Given that ideologies are structures, they are to be studied synchronically, because what is important is not necessarily their content but the function they perform. However, in this case it is safe to say that the fact that bourgeois ideology is internalized by the proletariat is not an ideal situation. Ideology works through what Althusser calls “interpellation.” To interpellate is essentially to “hail” or to call out to someone such that they know they are the one being called on and not someone else. It is in this way that ideology is able to turn people into subjects. Ideology requires not only subjects but Subject. Althusser makes the connection between Subject and God, but Terry Eagleton has suggested that it should be understood more as a Freudian superego, or the ethical/moral other, but it could also be understood as the Lacanian other (Eagleton 1991:144).
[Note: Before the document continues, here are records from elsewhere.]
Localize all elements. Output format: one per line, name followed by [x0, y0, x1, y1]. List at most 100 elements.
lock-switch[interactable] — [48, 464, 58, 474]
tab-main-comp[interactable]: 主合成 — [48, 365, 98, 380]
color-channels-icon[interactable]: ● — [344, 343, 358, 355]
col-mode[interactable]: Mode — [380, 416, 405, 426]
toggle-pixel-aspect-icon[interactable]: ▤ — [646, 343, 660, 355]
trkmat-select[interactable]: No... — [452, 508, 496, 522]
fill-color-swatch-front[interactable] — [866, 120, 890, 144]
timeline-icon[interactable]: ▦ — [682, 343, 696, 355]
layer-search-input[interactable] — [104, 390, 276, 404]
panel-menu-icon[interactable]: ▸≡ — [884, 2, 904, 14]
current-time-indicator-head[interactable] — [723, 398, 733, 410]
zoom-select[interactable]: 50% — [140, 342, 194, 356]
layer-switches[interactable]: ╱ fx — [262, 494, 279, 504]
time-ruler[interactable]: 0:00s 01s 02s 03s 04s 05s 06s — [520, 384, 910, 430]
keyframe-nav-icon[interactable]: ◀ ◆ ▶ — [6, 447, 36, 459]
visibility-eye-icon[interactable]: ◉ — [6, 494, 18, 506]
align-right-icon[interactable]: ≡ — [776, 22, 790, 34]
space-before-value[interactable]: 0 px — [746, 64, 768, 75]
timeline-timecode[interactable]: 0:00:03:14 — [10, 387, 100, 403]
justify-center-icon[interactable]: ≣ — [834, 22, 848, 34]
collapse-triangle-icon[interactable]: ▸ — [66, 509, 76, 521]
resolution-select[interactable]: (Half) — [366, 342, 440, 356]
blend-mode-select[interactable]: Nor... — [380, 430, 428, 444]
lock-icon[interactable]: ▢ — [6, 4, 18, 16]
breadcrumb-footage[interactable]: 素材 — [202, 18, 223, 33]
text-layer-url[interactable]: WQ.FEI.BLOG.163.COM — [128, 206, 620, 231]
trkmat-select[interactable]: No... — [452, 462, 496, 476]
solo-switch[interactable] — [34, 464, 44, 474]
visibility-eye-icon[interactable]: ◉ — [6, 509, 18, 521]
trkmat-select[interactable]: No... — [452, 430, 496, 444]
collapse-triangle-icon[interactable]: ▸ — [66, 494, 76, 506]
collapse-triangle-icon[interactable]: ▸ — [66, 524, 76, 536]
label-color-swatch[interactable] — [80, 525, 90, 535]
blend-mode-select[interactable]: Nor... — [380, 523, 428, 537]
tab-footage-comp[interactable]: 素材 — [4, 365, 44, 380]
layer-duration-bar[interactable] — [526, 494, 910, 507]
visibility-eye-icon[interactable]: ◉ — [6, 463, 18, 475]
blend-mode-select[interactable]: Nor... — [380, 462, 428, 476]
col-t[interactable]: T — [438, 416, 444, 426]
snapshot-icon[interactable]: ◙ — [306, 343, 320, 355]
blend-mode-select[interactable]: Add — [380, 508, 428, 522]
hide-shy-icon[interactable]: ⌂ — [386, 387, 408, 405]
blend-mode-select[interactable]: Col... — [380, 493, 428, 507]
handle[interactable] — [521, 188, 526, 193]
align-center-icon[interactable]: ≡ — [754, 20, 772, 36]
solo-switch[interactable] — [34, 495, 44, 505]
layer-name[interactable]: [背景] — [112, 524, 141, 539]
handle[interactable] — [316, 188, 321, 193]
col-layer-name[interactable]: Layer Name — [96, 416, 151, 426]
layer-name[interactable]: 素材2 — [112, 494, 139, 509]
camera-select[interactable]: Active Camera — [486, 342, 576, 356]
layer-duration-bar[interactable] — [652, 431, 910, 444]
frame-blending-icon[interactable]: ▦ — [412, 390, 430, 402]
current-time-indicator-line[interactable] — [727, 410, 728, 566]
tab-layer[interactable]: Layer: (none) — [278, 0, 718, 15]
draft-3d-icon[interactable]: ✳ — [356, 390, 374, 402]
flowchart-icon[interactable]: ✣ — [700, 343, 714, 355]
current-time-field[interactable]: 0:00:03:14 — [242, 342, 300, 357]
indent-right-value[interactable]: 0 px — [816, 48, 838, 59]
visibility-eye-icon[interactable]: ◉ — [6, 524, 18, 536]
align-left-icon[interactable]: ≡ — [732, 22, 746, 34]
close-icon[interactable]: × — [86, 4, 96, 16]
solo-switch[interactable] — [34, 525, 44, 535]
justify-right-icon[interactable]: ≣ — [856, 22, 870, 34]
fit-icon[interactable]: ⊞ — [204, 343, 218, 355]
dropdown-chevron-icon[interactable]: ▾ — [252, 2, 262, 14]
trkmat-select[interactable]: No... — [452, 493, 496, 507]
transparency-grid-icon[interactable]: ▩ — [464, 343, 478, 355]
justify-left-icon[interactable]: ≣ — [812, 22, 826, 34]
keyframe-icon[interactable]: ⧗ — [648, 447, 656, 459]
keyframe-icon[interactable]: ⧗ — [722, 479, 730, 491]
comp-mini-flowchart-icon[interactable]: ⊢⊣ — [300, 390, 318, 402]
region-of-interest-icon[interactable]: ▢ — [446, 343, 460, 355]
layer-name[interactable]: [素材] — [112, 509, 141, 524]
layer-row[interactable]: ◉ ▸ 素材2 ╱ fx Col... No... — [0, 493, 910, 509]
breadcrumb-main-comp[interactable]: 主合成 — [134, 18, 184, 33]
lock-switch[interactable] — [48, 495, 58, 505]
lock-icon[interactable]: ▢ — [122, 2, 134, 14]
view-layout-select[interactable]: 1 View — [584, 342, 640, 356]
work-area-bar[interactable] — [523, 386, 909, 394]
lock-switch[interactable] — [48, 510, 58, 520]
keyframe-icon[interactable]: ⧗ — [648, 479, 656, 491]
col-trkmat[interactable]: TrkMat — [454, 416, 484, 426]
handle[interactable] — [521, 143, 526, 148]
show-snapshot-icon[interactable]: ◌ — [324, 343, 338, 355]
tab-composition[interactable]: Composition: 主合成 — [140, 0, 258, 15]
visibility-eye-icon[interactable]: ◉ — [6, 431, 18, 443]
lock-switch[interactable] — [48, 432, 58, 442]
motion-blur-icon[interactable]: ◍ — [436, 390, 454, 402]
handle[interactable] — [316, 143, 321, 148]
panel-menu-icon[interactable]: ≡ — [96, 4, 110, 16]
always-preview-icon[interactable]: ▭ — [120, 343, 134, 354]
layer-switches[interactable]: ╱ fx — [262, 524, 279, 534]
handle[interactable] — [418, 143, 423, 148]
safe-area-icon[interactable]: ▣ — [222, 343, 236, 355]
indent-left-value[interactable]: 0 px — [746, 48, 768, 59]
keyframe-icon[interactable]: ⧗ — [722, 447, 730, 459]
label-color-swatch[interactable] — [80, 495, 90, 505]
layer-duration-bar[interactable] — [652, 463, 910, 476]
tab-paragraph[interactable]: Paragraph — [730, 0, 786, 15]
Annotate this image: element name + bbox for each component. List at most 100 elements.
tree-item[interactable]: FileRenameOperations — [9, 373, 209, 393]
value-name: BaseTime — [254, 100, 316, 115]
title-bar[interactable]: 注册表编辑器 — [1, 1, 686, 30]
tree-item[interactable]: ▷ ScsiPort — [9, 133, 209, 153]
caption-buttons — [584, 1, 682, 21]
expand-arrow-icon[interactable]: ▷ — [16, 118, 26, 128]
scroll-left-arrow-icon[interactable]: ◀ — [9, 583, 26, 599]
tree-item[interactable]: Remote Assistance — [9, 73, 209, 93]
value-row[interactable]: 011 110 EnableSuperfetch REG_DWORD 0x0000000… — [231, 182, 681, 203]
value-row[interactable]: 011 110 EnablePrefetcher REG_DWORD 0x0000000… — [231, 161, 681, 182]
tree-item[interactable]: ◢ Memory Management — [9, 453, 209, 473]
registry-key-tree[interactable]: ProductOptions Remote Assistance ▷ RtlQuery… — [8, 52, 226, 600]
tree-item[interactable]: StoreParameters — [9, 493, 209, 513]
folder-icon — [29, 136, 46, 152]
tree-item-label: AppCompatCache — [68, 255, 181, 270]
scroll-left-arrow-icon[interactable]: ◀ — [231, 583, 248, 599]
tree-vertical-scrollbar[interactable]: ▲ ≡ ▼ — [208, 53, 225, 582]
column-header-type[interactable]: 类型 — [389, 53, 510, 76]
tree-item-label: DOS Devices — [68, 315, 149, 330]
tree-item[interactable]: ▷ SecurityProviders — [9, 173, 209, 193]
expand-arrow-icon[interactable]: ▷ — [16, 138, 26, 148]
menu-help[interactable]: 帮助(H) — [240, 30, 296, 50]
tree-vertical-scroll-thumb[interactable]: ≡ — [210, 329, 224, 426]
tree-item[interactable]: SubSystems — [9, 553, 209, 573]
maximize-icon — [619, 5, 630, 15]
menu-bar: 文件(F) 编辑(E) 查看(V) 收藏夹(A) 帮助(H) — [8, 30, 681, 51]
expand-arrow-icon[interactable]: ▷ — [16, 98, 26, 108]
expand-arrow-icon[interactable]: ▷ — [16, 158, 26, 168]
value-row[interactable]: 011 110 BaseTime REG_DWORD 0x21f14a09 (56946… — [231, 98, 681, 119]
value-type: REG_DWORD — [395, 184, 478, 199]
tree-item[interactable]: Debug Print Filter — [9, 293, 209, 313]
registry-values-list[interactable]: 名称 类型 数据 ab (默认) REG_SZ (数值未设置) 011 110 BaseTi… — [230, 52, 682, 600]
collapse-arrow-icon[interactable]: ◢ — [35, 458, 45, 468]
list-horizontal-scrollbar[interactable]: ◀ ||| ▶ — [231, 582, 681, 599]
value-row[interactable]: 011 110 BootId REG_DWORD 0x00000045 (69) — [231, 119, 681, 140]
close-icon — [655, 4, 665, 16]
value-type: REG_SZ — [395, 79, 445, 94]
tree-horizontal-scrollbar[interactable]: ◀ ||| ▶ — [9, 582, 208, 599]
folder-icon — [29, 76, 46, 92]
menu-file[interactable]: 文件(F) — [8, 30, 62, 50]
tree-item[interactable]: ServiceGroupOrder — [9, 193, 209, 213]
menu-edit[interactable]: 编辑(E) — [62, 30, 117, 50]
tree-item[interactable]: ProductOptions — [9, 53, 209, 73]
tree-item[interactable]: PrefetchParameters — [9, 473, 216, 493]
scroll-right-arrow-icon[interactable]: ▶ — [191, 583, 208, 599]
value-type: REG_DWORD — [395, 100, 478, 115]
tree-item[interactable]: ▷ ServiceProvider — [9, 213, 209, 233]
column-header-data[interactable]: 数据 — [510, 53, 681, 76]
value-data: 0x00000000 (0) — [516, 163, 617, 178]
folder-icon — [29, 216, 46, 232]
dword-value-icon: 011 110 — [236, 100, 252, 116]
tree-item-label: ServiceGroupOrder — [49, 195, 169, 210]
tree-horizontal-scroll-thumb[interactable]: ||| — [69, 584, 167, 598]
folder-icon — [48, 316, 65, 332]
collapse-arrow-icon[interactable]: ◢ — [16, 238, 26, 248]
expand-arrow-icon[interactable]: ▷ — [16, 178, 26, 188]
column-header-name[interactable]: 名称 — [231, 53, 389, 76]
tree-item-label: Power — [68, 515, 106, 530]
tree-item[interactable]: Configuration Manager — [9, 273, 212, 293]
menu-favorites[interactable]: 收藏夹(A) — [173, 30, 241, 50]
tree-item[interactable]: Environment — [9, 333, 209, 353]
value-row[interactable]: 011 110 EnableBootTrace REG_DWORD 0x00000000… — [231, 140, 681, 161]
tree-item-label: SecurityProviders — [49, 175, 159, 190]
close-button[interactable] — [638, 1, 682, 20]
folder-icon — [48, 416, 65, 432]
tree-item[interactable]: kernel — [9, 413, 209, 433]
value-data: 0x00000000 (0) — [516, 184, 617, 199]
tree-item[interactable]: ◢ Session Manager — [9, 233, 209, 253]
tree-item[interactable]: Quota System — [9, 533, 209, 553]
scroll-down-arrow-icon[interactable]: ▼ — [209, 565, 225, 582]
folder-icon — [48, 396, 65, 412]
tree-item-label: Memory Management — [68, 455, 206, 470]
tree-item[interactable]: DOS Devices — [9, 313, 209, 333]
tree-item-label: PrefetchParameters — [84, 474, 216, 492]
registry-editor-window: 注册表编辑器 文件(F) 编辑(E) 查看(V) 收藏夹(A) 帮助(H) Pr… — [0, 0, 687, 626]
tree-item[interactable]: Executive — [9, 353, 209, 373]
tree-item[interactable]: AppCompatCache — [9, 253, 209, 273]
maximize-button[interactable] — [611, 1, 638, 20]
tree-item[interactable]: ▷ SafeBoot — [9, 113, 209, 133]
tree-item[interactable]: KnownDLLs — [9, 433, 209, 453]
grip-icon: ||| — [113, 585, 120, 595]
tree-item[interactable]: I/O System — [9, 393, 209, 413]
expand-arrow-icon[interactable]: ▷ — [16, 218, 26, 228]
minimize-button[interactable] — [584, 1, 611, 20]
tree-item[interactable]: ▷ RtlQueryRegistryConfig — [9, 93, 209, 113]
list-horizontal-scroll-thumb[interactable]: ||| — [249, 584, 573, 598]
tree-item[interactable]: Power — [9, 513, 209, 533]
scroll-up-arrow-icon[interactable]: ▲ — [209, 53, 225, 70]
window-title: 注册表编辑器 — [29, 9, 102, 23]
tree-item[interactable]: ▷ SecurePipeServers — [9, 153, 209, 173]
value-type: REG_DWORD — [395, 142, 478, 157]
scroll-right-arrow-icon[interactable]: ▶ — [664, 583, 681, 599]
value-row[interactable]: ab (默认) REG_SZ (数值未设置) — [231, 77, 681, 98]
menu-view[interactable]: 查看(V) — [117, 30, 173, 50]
It is through interpellation that individuals are “called by ideological discourses, which establish specific kinds of subject positions that must be assumed by anyone who wishes to be an individual in order to ‘respond’ or participate in the activities that are governed by those discourses” (Gunster 2004:187). This is important because through interpellation the individual feels that they are being personally called by an ideology, this helps them willingly accept the ideology and become good subjects.

Althusser points out that most subjects work all by themselves, i.e. by ideology (whose concrete forms are realized in the ISAs). These subjects “recognize the existing state of affairs, that ‘it really is true that it is so and not otherwise,’ and that they must be obedient to God, to their conscience… to the boss, etc.” (Althusser 1971:179). In other words, the individual is interpellated as a free subject so that he freely submits to the requirements (commandments) of the Subject; he freely accepts his subjection, thus he believes he performs the actions of that subjection willingly.

Structuralism is an attempt to understand aspects of culture scientifically, that is, synchronically and antihumanistically. The lack of attention paid to the subject of history by most structuralists has been a cause for criticism, and the refusal to account for human agency has come under fire as well. Additionally, structuralism is a theoretical orientation that necessitates broad inclusion. As we saw earlier, the theories developed by Saussure, Barthes, and Althusser are quite different, but particularly interesting are the ways the latter two theorists approach the question of media power…a topic that will be discussed in Part 4.